This way a reply to a thread you can find at https://www.blogger.com/comment.g?blogID=21219785&postID=643575316272638863&page=1

I just did a quick search on the definition of faith and found two of interest:

1. Confident belief in the truth, value, or trustworthiness of a person, idea, or thing.
2. Belief that does not rest on logical proof or material evidence.

Taking these two definitions together, and adding what I deem to know about the concept of faith already, it seems that faith is 'a confident belief in something where that confidence does not rest on logical proof or material evidence'.

Does this not seem irrational? Normal everyday beliefs are based on giving a positive credence value to a statement i.e. I am more than 50% sure of such and such based on the evidence readily available to me. The only evidence readily available to human beings is logical or material. Why on earth would someone hold a belief that they accept is under-evidenced.

Ok, so maybe people like to go with gut feelings or their sensibilities cloud their judgement to think it’s acceptable to believe something when that belief is under-evidenced. Live and let live: let people have their own beliefs if it doesn't hurt anyone. Problem: religion does hurt people and it is the less fundamental religious middle class that provide a platform to prop up the more extreme fundamentalists.

If something is false but harms no-one then so be it if someone is happy believing it. But if a belief is false and it does, at whatever level, instigate hurt in other human beings, then that belief is not acceptable.

I anticipate that some may object that faith may describe beliefs based not on logical or material truths but on spiritual ones: spiritual evidence that outweighs the logical and material.

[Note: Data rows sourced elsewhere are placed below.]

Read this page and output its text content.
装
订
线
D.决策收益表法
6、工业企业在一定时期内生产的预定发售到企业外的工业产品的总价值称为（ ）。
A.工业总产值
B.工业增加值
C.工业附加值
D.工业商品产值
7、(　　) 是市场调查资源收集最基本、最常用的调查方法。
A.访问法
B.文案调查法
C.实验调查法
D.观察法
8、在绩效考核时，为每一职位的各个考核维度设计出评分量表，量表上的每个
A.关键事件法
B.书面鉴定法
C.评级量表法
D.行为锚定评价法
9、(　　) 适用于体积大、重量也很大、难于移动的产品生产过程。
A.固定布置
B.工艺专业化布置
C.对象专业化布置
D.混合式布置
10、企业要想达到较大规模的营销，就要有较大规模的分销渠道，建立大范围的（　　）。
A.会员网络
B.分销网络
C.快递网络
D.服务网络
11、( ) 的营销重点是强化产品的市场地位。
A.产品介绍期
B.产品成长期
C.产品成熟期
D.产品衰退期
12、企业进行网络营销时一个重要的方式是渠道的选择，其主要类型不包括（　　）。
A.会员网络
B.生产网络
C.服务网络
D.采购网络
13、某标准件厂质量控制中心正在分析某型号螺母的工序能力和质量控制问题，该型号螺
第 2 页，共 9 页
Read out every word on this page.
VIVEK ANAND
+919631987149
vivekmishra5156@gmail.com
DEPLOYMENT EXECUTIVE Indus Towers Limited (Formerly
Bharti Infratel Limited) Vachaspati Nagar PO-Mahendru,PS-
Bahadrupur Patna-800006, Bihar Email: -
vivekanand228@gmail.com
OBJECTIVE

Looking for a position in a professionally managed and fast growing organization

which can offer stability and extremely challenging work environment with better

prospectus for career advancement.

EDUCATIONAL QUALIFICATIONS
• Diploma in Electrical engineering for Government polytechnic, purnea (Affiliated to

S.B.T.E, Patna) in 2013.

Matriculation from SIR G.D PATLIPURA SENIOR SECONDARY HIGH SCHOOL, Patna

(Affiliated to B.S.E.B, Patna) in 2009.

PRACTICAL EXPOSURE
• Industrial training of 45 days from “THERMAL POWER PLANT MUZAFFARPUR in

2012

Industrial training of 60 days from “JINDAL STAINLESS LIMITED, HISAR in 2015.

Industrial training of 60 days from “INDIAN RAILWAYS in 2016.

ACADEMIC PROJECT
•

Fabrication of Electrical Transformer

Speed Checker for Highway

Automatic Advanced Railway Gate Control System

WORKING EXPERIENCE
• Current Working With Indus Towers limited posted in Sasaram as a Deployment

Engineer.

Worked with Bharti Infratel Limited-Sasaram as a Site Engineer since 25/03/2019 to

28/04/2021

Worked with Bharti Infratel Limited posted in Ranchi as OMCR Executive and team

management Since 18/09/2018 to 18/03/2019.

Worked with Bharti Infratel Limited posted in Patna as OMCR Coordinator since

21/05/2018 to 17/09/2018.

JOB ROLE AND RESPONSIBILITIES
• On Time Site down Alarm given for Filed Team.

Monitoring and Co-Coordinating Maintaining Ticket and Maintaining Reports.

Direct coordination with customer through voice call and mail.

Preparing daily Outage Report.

But what is this spiritual evidence? How can we trust “spiritual” experiences? Surely if I was in a room and thought I saw a flying pink pig that no-one else could see, my first reaction is not to think that everyone else is mistaken but that I am; I would think, because what I am seeing (on one occasion which is not enough to base a strong belief) is out of the ordinary and defies the laws of everything I currently hold to know, that I am hallucinating.

If I ever have a religious experience (actually I used to be religious and thought what I was experiencing was spiritual and divine) I will know (I now know of my feelings then) that it is more likely that the experience is not divine. The overwhelming presence of God that Christians claim to feel is common human chemical functions. When I hear certain pieces of music I may be moved, I may cry, I may be suddenly and overwhelmingly happy. When I have a belief that tells me there is hope against the backdrop of a brutal world and that tells me I am always loved and will never die my brain and body react in the same way as when I hear a moving piece of music. If a belief does not have to be true for someone to believe it then surely it does not have to be true for someone to feel the positive effects of that belief.

Faith is irrational and dangerous. False beliefs that are, even only when misused, dangerous should not be maintained. Belief in God is a false belief. Belief in God is the cause of much pain and destruction. Therefore one should not hold a belief in God.